Agreed with Paul. I have ever done the experiment to modify MB231 cell line using siRNA and collect the exosomes in the conditioned media. Then cultured some cell lines like HEK203 and less malignant cancer cell lines (MB465) with the MB231-derived exosomes. Our results shown the increasing migration of HEK cell and less malignant cell-MB465 also changed to more aggressive. The tumor cell migration increasing could be the first step of the tumor metastasis. That is our direct evidence that exosomes derived from tumor cells with certain biomarkers could change the distant cell’s behavior.
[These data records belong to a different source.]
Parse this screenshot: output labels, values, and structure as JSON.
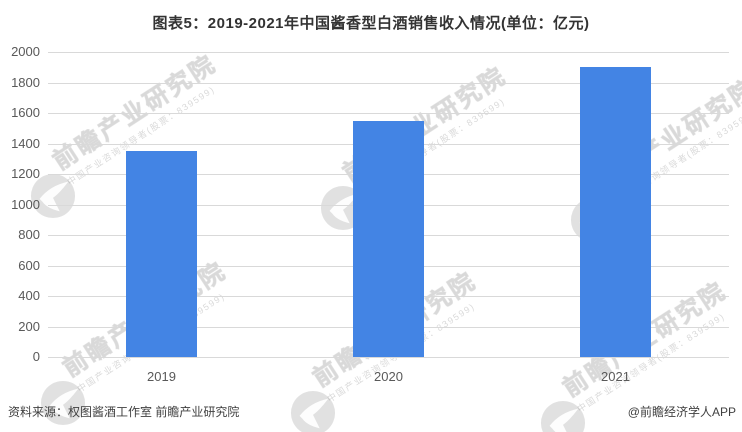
{
  "chart_data": {
    "type": "bar",
    "title": "图表5：2019-2021年中国酱香型白酒销售收入情况(单位：亿元)",
    "categories": [
      "2019",
      "2020",
      "2021"
    ],
    "values": [
      1350,
      1550,
      1900
    ],
    "unit": "亿元",
    "xlabel": "",
    "ylabel": "",
    "ylim": [
      0,
      2000
    ],
    "yticks": [
      0,
      200,
      400,
      600,
      800,
      1000,
      1200,
      1400,
      1600,
      1800,
      2000
    ],
    "grid": true,
    "legend": false,
    "bar_color": "#4384E4",
    "gridline_color": "#D9D9D9",
    "axis_label_color": "#595959",
    "title_color": "#333333"
  },
  "footer": {
    "source": "资料来源：权图酱酒工作室 前瞻产业研究院",
    "credit": "@前瞻经济学人APP"
  },
  "watermark": {
    "brand": "前瞻产业研究院",
    "tagline": "中国产业咨询领导者(股票：839599)"
  }
}
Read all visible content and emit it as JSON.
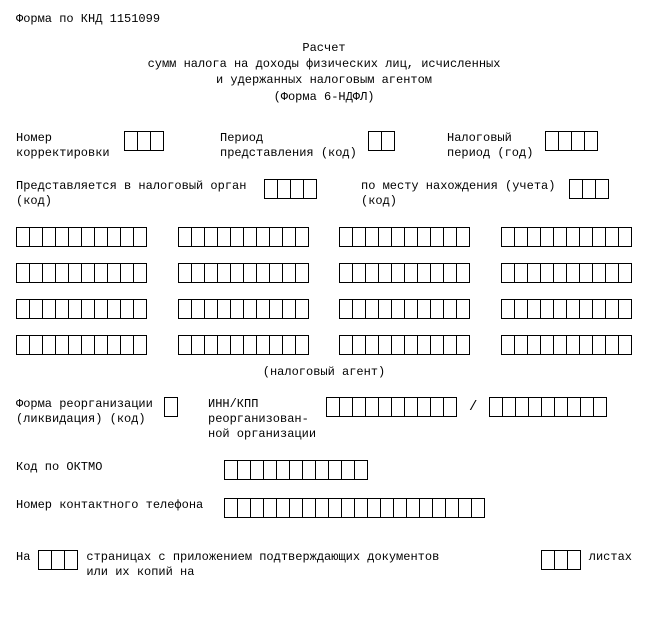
{
  "header": {
    "knd": "Форма по КНД 1151099"
  },
  "title": {
    "l1": "Расчет",
    "l2": "сумм налога на доходы физических лиц, исчисленных",
    "l3": "и удержанных налоговым агентом",
    "l4": "(Форма 6-НДФЛ)"
  },
  "row1": {
    "a_label": "Номер\nкорректировки",
    "a_cells": 3,
    "b_label": "Период\nпредставления (код)",
    "b_cells": 2,
    "c_label": "Налоговый\nпериод (год)",
    "c_cells": 4
  },
  "row2": {
    "a_label": "Представляется в налоговый орган\n(код)",
    "a_cells": 4,
    "b_label": "по месту нахождения (учета)\n(код)",
    "b_cells": 3
  },
  "long": {
    "groups_per_row": 4,
    "cells_per_group": 10,
    "rows": 4,
    "footer": "(налоговый агент)"
  },
  "reorg": {
    "left_label": "Форма реорганизации\n(ликвидация) (код)",
    "left_cells": 1,
    "mid_label": "ИНН/КПП\nреорганизован-\nной организации",
    "inn_cells": 10,
    "kpp_cells": 9
  },
  "oktmo": {
    "label": "Код по ОКТМО",
    "cells": 11
  },
  "phone": {
    "label": "Номер контактного телефона",
    "cells": 20
  },
  "footer": {
    "prefix": "На",
    "pages_cells": 3,
    "mid": "страницах с приложением подтверждающих документов\nили их копий на",
    "sheets_cells": 3,
    "suffix": "листах"
  }
}
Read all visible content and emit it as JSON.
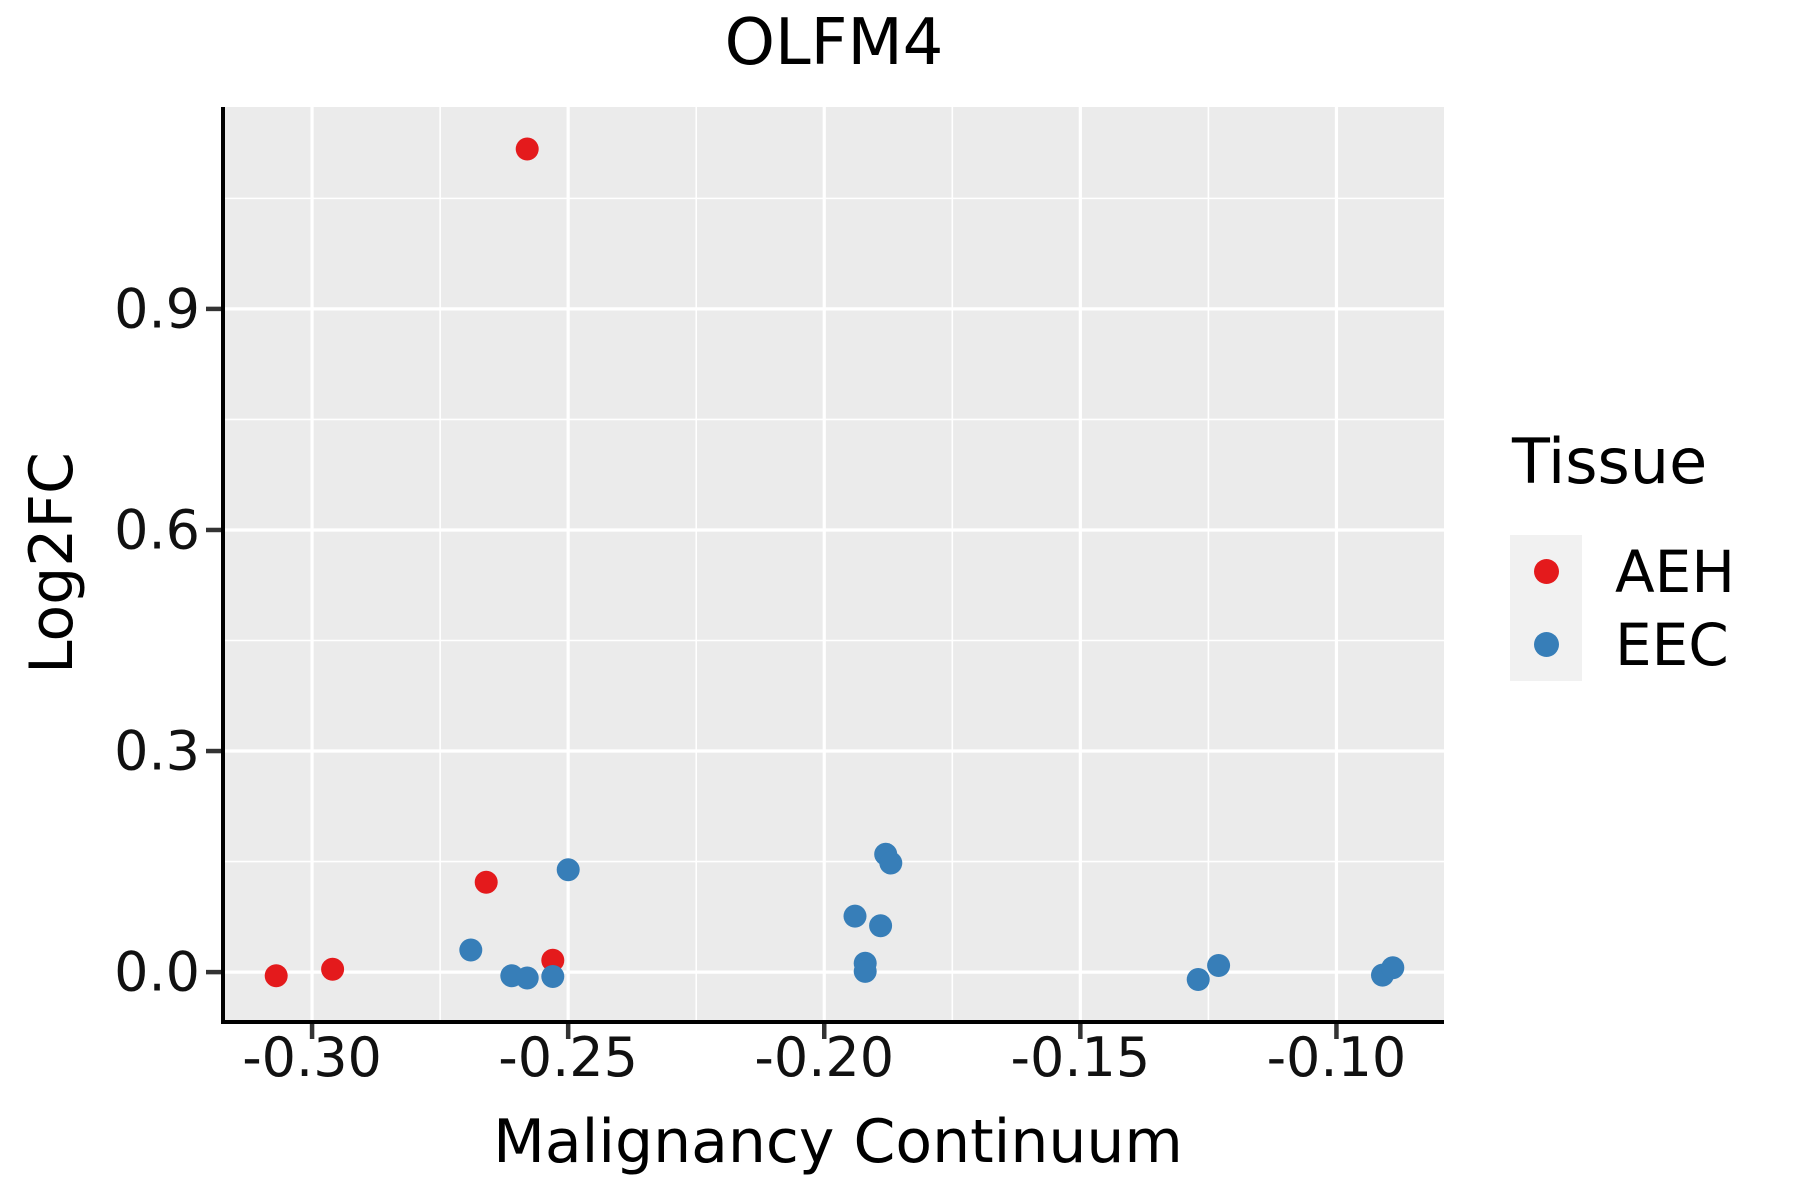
{
  "figure": {
    "title": "OLFM4",
    "x_axis_label": "Malignancy Continuum",
    "y_axis_label": "Log2FC"
  },
  "legend": {
    "title": "Tissue",
    "items": [
      {
        "label": "AEH",
        "color": "#E41A1C"
      },
      {
        "label": "EEC",
        "color": "#377EB8"
      }
    ]
  },
  "chart_data": {
    "type": "scatter",
    "title": "OLFM4",
    "xlabel": "Malignancy Continuum",
    "ylabel": "Log2FC",
    "xlim": [
      -0.317,
      -0.079
    ],
    "ylim": [
      -0.065,
      1.174
    ],
    "x_ticks": [
      -0.3,
      -0.25,
      -0.2,
      -0.15,
      -0.1
    ],
    "x_tick_labels": [
      "-0.30",
      "-0.25",
      "-0.20",
      "-0.15",
      "-0.10"
    ],
    "y_ticks": [
      0.0,
      0.3,
      0.6,
      0.9
    ],
    "y_tick_labels": [
      "0.0",
      "0.3",
      "0.6",
      "0.9"
    ],
    "x_minor_gridlines": [
      -0.275,
      -0.225,
      -0.175,
      -0.125
    ],
    "y_minor_gridlines": [
      0.15,
      0.45,
      0.75,
      1.05
    ],
    "grid": true,
    "legend_position": "right",
    "panel_background": "#EBEBEB",
    "gridline_color": "#FFFFFF",
    "marker_radius_px": 11.5,
    "series": [
      {
        "name": "AEH",
        "color": "#E41A1C",
        "points": [
          [
            -0.307,
            -0.005
          ],
          [
            -0.296,
            0.004
          ],
          [
            -0.266,
            0.122
          ],
          [
            -0.253,
            0.016
          ],
          [
            -0.258,
            1.117
          ]
        ]
      },
      {
        "name": "EEC",
        "color": "#377EB8",
        "points": [
          [
            -0.269,
            0.03
          ],
          [
            -0.261,
            -0.005
          ],
          [
            -0.258,
            -0.008
          ],
          [
            -0.253,
            -0.006
          ],
          [
            -0.25,
            0.139
          ],
          [
            -0.194,
            0.076
          ],
          [
            -0.189,
            0.063
          ],
          [
            -0.188,
            0.16
          ],
          [
            -0.187,
            0.148
          ],
          [
            -0.192,
            0.012
          ],
          [
            -0.192,
            0.001
          ],
          [
            -0.127,
            -0.01
          ],
          [
            -0.123,
            0.009
          ],
          [
            -0.091,
            -0.004
          ],
          [
            -0.089,
            0.006
          ]
        ]
      }
    ]
  }
}
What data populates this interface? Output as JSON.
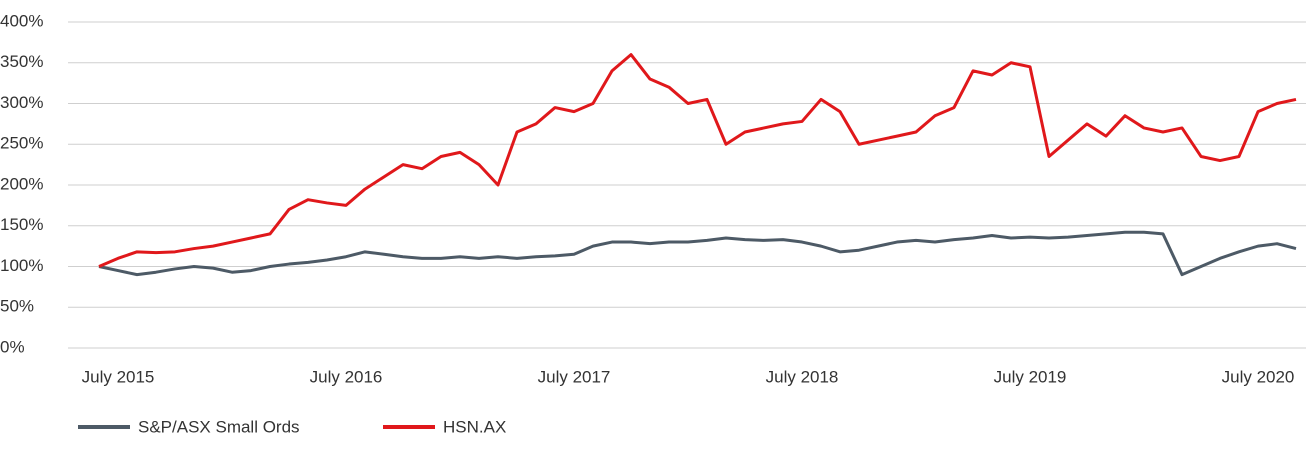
{
  "chart_data": {
    "type": "line",
    "categories": [
      null,
      "July 2015",
      null,
      null,
      null,
      null,
      null,
      null,
      null,
      null,
      null,
      null,
      null,
      "July 2016",
      null,
      null,
      null,
      null,
      null,
      null,
      null,
      null,
      null,
      null,
      null,
      "July 2017",
      null,
      null,
      null,
      null,
      null,
      null,
      null,
      null,
      null,
      null,
      null,
      "July 2018",
      null,
      null,
      null,
      null,
      null,
      null,
      null,
      null,
      null,
      null,
      null,
      "July 2019",
      null,
      null,
      null,
      null,
      null,
      null,
      null,
      null,
      null,
      null,
      null,
      "July 2020",
      null,
      null
    ],
    "series": [
      {
        "name": "S&P/ASX Small Ords",
        "color": "#4d5a66",
        "values": [
          100,
          95,
          90,
          93,
          97,
          100,
          98,
          93,
          95,
          100,
          103,
          105,
          108,
          112,
          118,
          115,
          112,
          110,
          110,
          112,
          110,
          112,
          110,
          112,
          113,
          115,
          125,
          130,
          130,
          128,
          130,
          130,
          132,
          135,
          133,
          132,
          133,
          130,
          125,
          118,
          120,
          125,
          130,
          132,
          130,
          133,
          135,
          138,
          135,
          136,
          135,
          136,
          138,
          140,
          142,
          142,
          140,
          90,
          100,
          110,
          118,
          125,
          128,
          122
        ]
      },
      {
        "name": "HSN.AX",
        "color": "#e0181b",
        "values": [
          100,
          110,
          118,
          117,
          118,
          122,
          125,
          130,
          135,
          140,
          170,
          182,
          178,
          175,
          195,
          210,
          225,
          220,
          235,
          240,
          225,
          200,
          265,
          275,
          295,
          290,
          300,
          340,
          360,
          330,
          320,
          300,
          305,
          250,
          265,
          270,
          275,
          278,
          305,
          290,
          250,
          255,
          260,
          265,
          285,
          295,
          340,
          335,
          350,
          345,
          235,
          255,
          275,
          260,
          285,
          270,
          265,
          270,
          235,
          230,
          235,
          290,
          300,
          305
        ]
      }
    ],
    "ylim": [
      0,
      400
    ],
    "yticks": [
      {
        "value": 0,
        "label": "0%"
      },
      {
        "value": 50,
        "label": "50%"
      },
      {
        "value": 100,
        "label": "100%"
      },
      {
        "value": 150,
        "label": "150%"
      },
      {
        "value": 200,
        "label": "200%"
      },
      {
        "value": 250,
        "label": "250%"
      },
      {
        "value": 300,
        "label": "300%"
      },
      {
        "value": 350,
        "label": "350%"
      },
      {
        "value": 400,
        "label": "400%"
      }
    ],
    "grid": true,
    "legend": "bottom"
  }
}
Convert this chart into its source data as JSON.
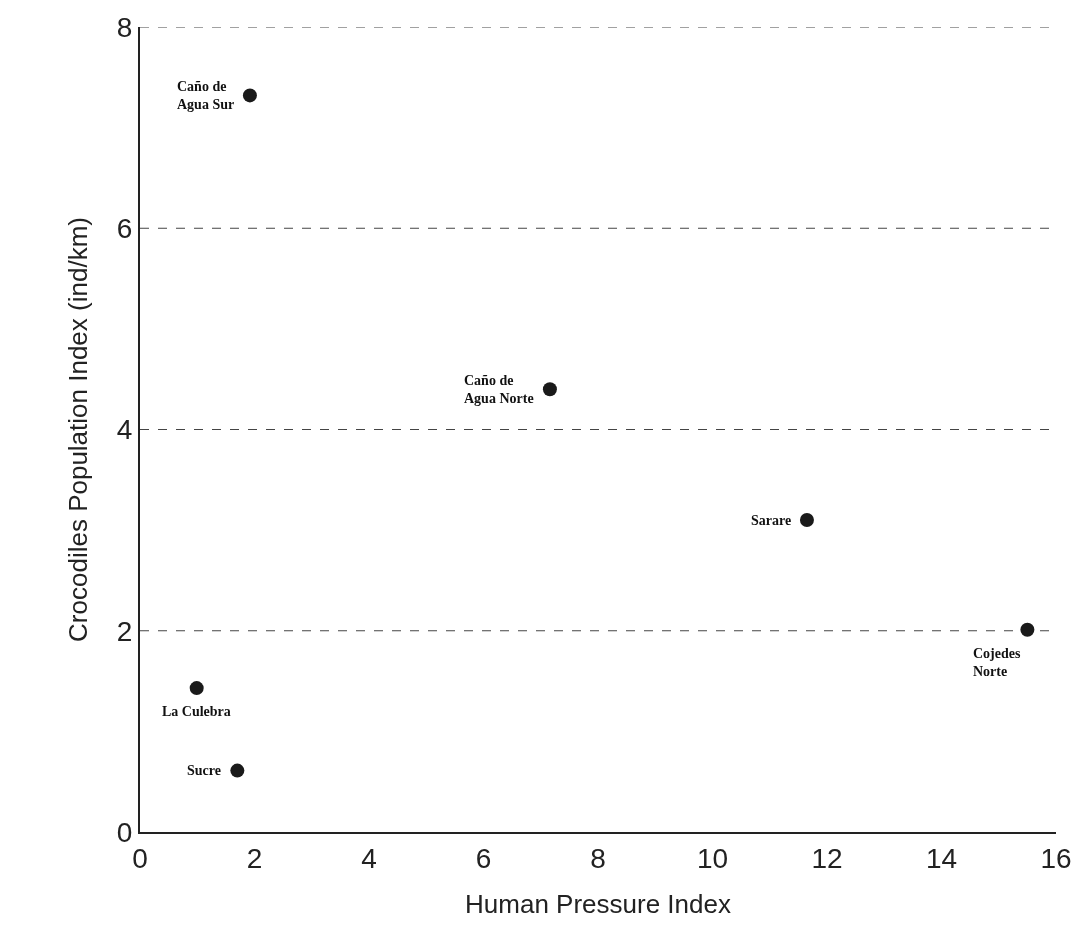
{
  "chart_data": {
    "type": "scatter",
    "xlabel": "Human Pressure Index",
    "ylabel": "Crocodiles Population Index (ind/km)",
    "x": [
      1.92,
      7.16,
      11.65,
      15.5,
      0.99,
      1.7
    ],
    "values": [
      7.32,
      4.4,
      3.1,
      2.01,
      1.43,
      0.61
    ],
    "color": "#1a1a1a",
    "marker": "circle",
    "xlim": [
      0,
      16
    ],
    "xticks": [
      0,
      2,
      4,
      6,
      8,
      10,
      12,
      14,
      16
    ],
    "ylim": [
      0,
      8
    ],
    "yticks": [
      0,
      2,
      4,
      6,
      8
    ],
    "grid": "y",
    "annotations": [
      {
        "text": "Caño de\nAgua Sur",
        "x": 1.92,
        "y": 7.32
      },
      {
        "text": "Caño de\nAgua Norte",
        "x": 7.16,
        "y": 4.4
      },
      {
        "text": "Sarare",
        "x": 11.65,
        "y": 3.1
      },
      {
        "text": "Cojedes\nNorte",
        "x": 15.5,
        "y": 2.01
      },
      {
        "text": "La Culebra",
        "x": 0.99,
        "y": 1.43
      },
      {
        "text": "Sucre",
        "x": 1.7,
        "y": 0.61
      }
    ]
  }
}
There is so much misinformation in this post. A lot has evolved since August 2022. Either update this post or delete it. There are countless studies proving the effectiveness of MSC Exosomes. You generalize “exosomes” here and make several false statements. “Exosomes change cell behavior”? Which kind of exosomes? Many cells secrete exosomes, it would be helpful if you would identify which where the exosomes were derived from? I know Mesenchymal Stem Cell Derived Exosomes don’t negatively change cell behavior and there are enough medical journals and studies all over the internet to prove they are in fact effective and safe. I could go on but I won’t. Warning to anyone reading this… keep researching and ignore this post. It’s all wrong and written because the author has his own agenda.
@Chad, are you some exosome expert? What are your sources for your statements? You sound more like someone who sells exosomes and is grumpy that someone expects you to have data. There are no FDA-approved exosome therapies. There are no definitive clinical trials on safety and efficacy. That may change in coming years and I hope exosomes are approved for something but so far that’s not the case.
Paul is right. There is no evidence that exosomes have any effects at all. They may be harmless, but they are also ineffective.
I wonder if even if the exosomes are safe and clean they can get past the immune system to deliver any kind of benefit. There’s a big difference between theoretical and in practice in vivo.